Avec de telles prises de position, sa non-réélection pourrait sembler assurée. Un recentrage factice et formaté pour remporter la victoire aux prochaines élections pourrait cependant lui donner de l’allant. Rappelons que son prédécesseur, Erin O’Toole, avait lui aussi flatté l’aile droite du parti avant d’entreprendre un virage centriste une fois élu chef (il avait même utilisé le terme « progressiste » pour qualifier son parti, en souvenir d’une époque où ce parti portait ce mot dans sa dénomination). Surtout, le jeu de l’alternance du pouvoir et la lassitude envers Justin Trudeau et les libéraux le mettront dans une position très avantageuse.

S’inquiéter ou pas ?

La tentative de l’extrême droite québécoise et canadienne de se rendre présentable ne semble cependant pas, dans l’ensemble, remporter de grands succès pour le moment. La progression du mouvement à l’échelle internationale demeure malgré tout très inquiétante : combien de temps saurons-nous résister à ces assauts ?

L’extrême droite a tendance à se nuire elle-même par l’affrontement entre ses diverses tendances. Le conservatisme social, le libertarianisme, les défenseur·euses de politiques racistes, les tenant·es de l’autoritarisme et de la force militaire n’arrivent pas toujours à bien s’entendre, un peu comme la gauche qui s’affaiblit à force de se diviser. Mais contrairement à la gauche, elle a trouvé un point de ralliement à l’épreuve de tout, son soutien au libéralisme économique qui lui assure sa force et sa cohésion.

L’extrême droite, même dans sa version relativement « adoucie », sème sa part de problèmes. Rappelons-nous de tous les reculs pendant les années du gouvernement Harper : compressions budgétaires massives et diminution majeure de l’appareil d’État ; négociations d’ententes avec des paradis fiscaux et d’accords de libre-échange ; diminution et forte conditionnalité de l’aide étrangère (et appui à des organisations antiavortement) ; politiques anti-palestiniennes ; etc.
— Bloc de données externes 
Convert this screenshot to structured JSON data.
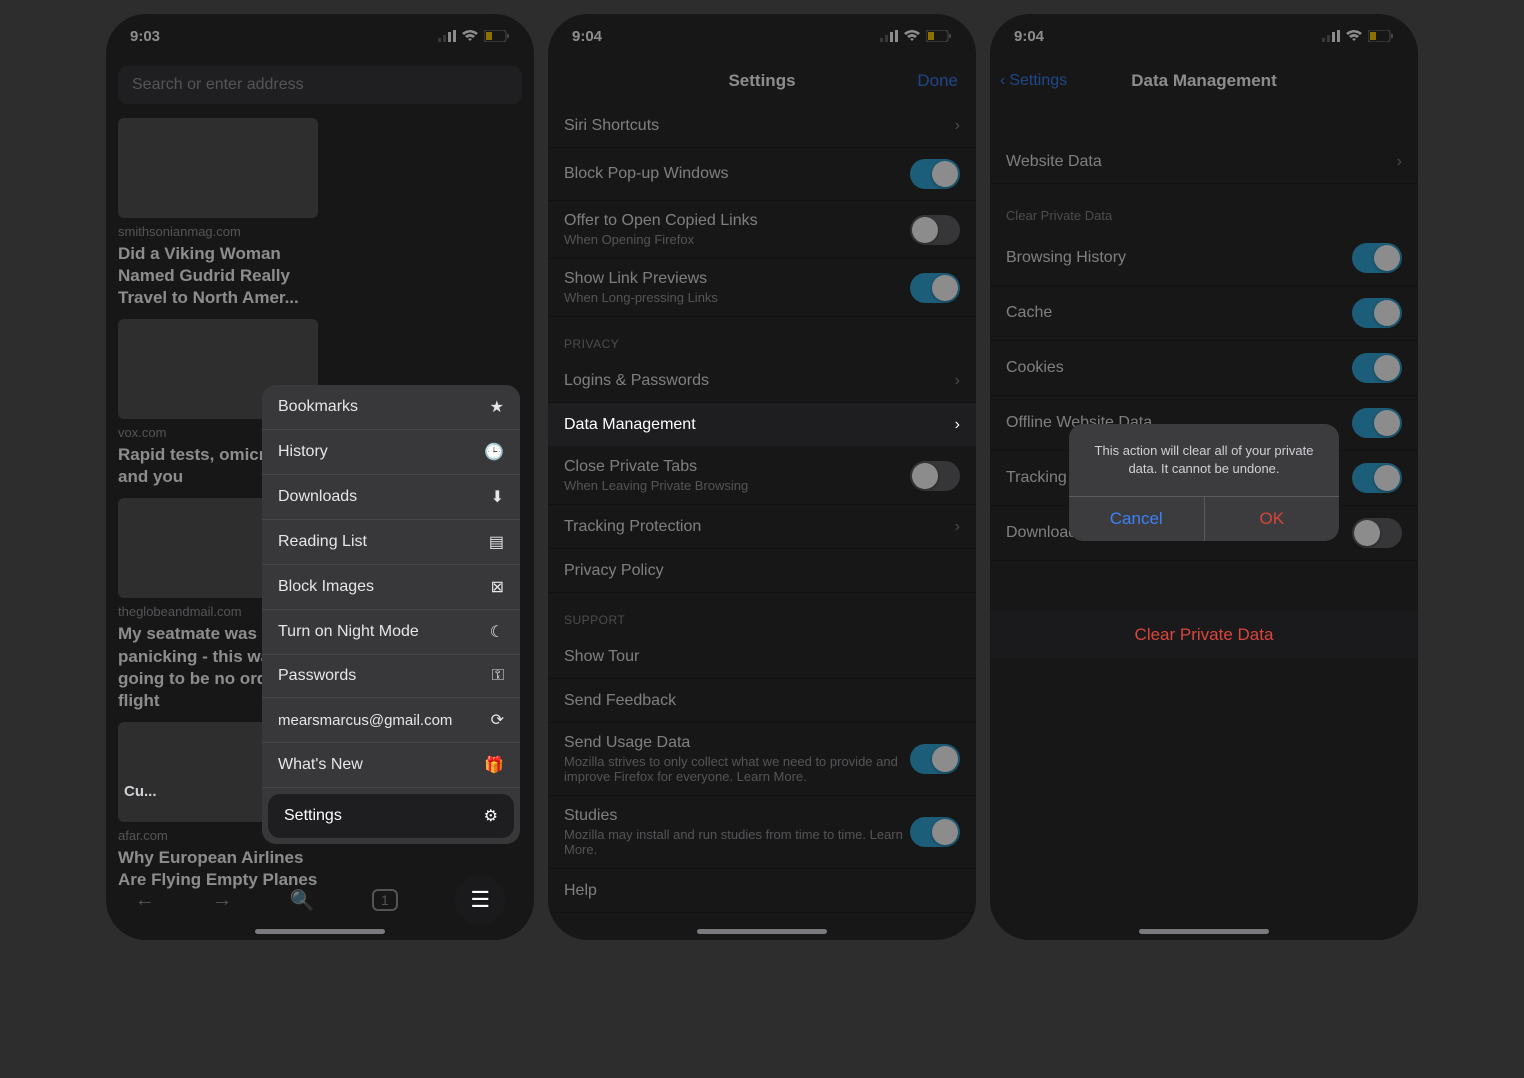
{
  "status": {
    "time1": "9:03",
    "time2": "9:04",
    "time3": "9:04"
  },
  "screen1": {
    "search_placeholder": "Search or enter address",
    "cards": [
      {
        "domain": "smithsonianmag.com",
        "title": "Did a Viking Woman Named Gudrid Really Travel to North Amer..."
      },
      {
        "domain": "vox.com",
        "title": "Rapid tests, omicron, and you"
      },
      {
        "domain": "theglobeandmail.com",
        "title": "My seatmate was panicking - this was going to be no ordinary flight"
      },
      {
        "domain": "afar.com",
        "title": "Why European Airlines Are Flying Empty Planes"
      }
    ],
    "customize": "Cu...",
    "tab_count": "1",
    "menu": {
      "bookmarks": "Bookmarks",
      "history": "History",
      "downloads": "Downloads",
      "reading_list": "Reading List",
      "block_images": "Block Images",
      "night_mode": "Turn on Night Mode",
      "passwords": "Passwords",
      "account": "mearsmarcus@gmail.com",
      "whats_new": "What's New",
      "settings": "Settings"
    }
  },
  "screen2": {
    "title": "Settings",
    "done": "Done",
    "siri": "Siri Shortcuts",
    "popup": "Block Pop-up Windows",
    "copied": "Offer to Open Copied Links",
    "copied_sub": "When Opening Firefox",
    "previews": "Show Link Previews",
    "previews_sub": "When Long-pressing Links",
    "privacy_header": "PRIVACY",
    "logins": "Logins & Passwords",
    "data_mgmt": "Data Management",
    "close_private": "Close Private Tabs",
    "close_private_sub": "When Leaving Private Browsing",
    "tracking": "Tracking Protection",
    "privacy_policy": "Privacy Policy",
    "support_header": "SUPPORT",
    "show_tour": "Show Tour",
    "feedback": "Send Feedback",
    "usage": "Send Usage Data",
    "usage_sub": "Mozilla strives to only collect what we need to provide and improve Firefox for everyone. Learn More.",
    "studies": "Studies",
    "studies_sub": "Mozilla may install and run studies from time to time. Learn More.",
    "help": "Help"
  },
  "screen3": {
    "back": "Settings",
    "title": "Data Management",
    "website_data": "Website Data",
    "section": "Clear Private Data",
    "items": {
      "browsing": "Browsing History",
      "cache": "Cache",
      "cookies": "Cookies",
      "offline": "Offline Website Data",
      "tracking": "Tracking Protection",
      "downloaded": "Downloaded Files"
    },
    "clear_btn": "Clear Private Data",
    "alert_text": "This action will clear all of your private data. It cannot be undone.",
    "alert_cancel": "Cancel",
    "alert_ok": "OK"
  }
}
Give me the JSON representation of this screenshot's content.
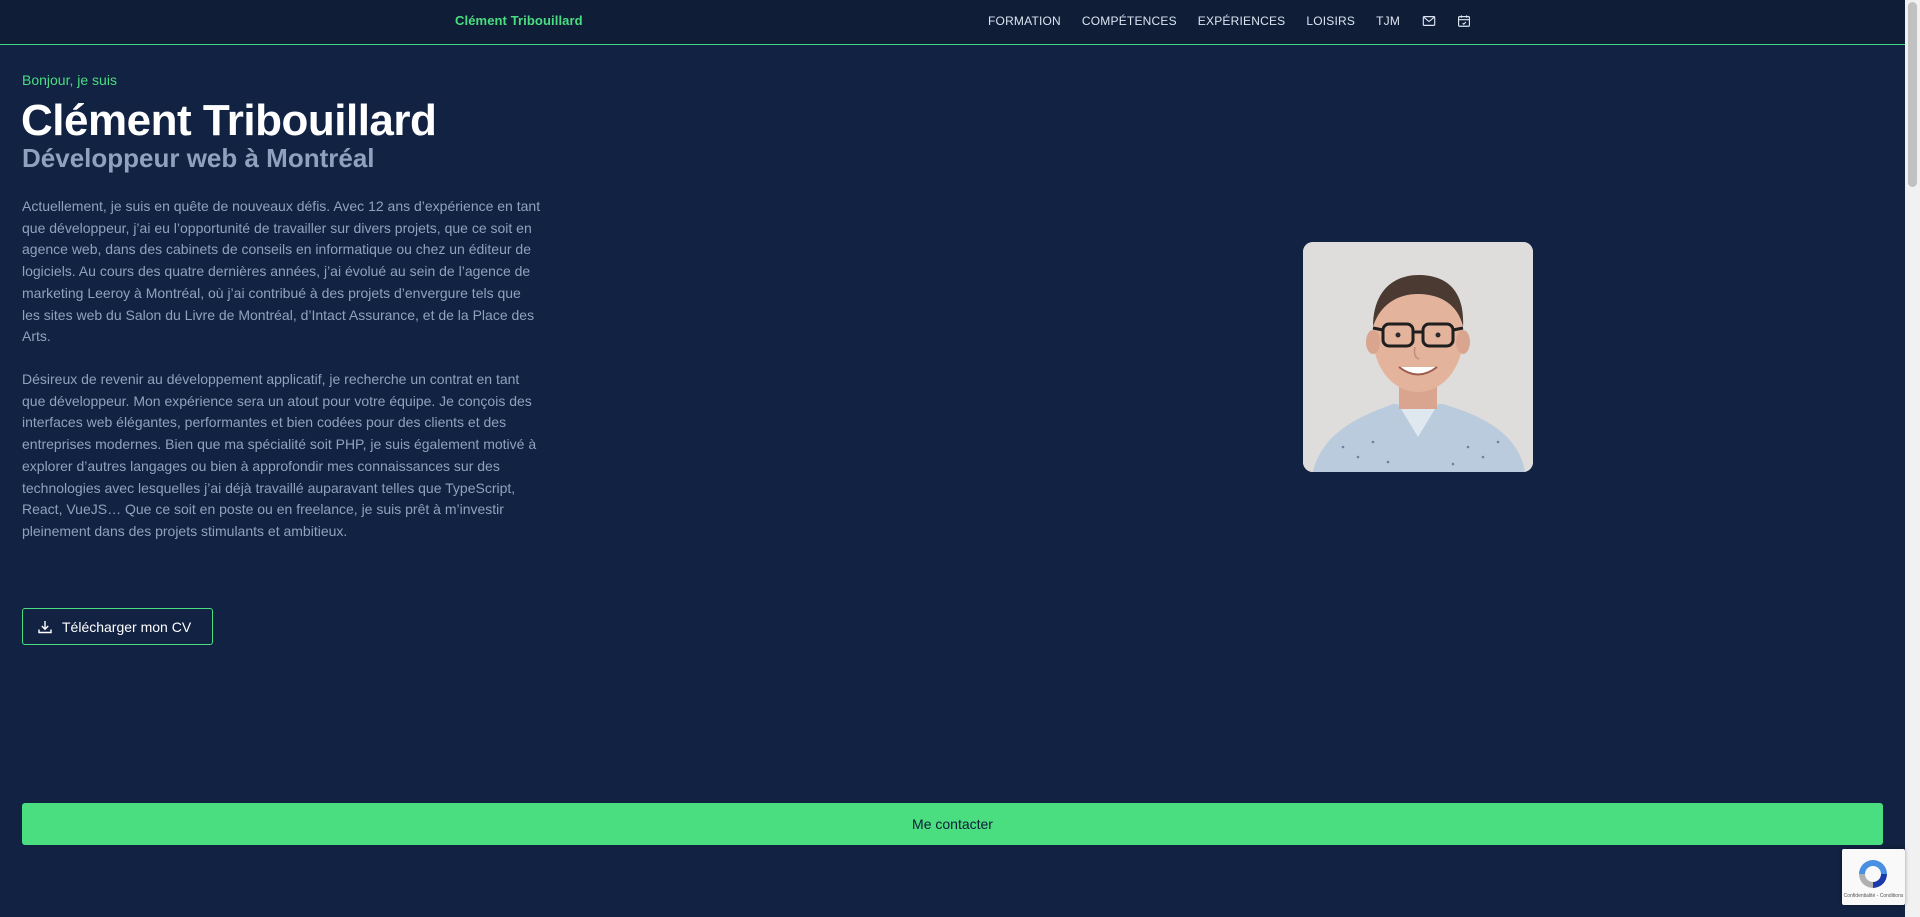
{
  "header": {
    "brand": "Clément Tribouillard",
    "nav": [
      "FORMATION",
      "COMPÉTENCES",
      "EXPÉRIENCES",
      "LOISIRS",
      "TJM"
    ],
    "icons": [
      "mail-icon",
      "calendar-icon"
    ]
  },
  "hero": {
    "greeting": "Bonjour, je suis",
    "name": "Clément Tribouillard",
    "role": "Développeur web à Montréal",
    "bio1": "Actuellement, je suis en quête de nouveaux défis. Avec 12 ans d’expérience en tant que développeur, j’ai eu l’opportunité de travailler sur divers projets, que ce soit en agence web, dans des cabinets de conseils en informatique ou chez un éditeur de logiciels. Au cours des quatre dernières années, j’ai évolué au sein de l’agence de marketing Leeroy à Montréal, où j’ai contribué à des projets d’envergure tels que les sites web du Salon du Livre de Montréal, d’Intact Assurance, et de la Place des Arts.",
    "bio2": "Désireux de revenir au développement applicatif, je recherche un contrat en tant que développeur. Mon expérience sera un atout pour votre équipe. Je conçois des interfaces web élégantes, performantes et bien codées pour des clients et des entreprises modernes. Bien que ma spécialité soit PHP, je suis également motivé à explorer d’autres langages ou bien à approfondir mes connaissances sur des technologies avec lesquelles j’ai déjà travaillé auparavant telles que TypeScript, React, VueJS… Que ce soit en poste ou en freelance, je suis prêt à m’investir pleinement dans des projets stimulants et ambitieux.",
    "cv_button": "Télécharger mon CV"
  },
  "contact_button": "Me contacter",
  "recaptcha": {
    "text": "Confidentialité - Conditions"
  },
  "colors": {
    "background": "#122242",
    "accent": "#4ade80",
    "header": "#0f1d37"
  }
}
Plusieurs personnes qui ont commenté la dernière campagne électorale au Québec ont affirmé que le PCQ offrait des options absentes des plateformes des autres partis, ce qui lui assurait une indubitable légitimité.

Certes, la démocratie doit permettre l’expression de tendances les plus variées au sein de l’électorat. Mais la tendance soft de l’extrême droite fait sa part de ravages qu’il est long à rectifier par la suite. Elle ne peut qu’engendrer des reculs importants sur des questions qu’on croyait réglées. En notre ère d’urgence climatique, elle cause des retards désastreux dans les politiques à adopter. Et surtout, elle pourrait ouvrir la porte à un radicalisme violent, rétrograde, dévastateur, comme on en a eu un inquiétant aperçu, entre autres, dans les États-Unis de Trump. D’où la nécessité de bien la tenir à l’œil.


[1Le Devoir, 11 février 2022.

[2C’est nous qui soulignons.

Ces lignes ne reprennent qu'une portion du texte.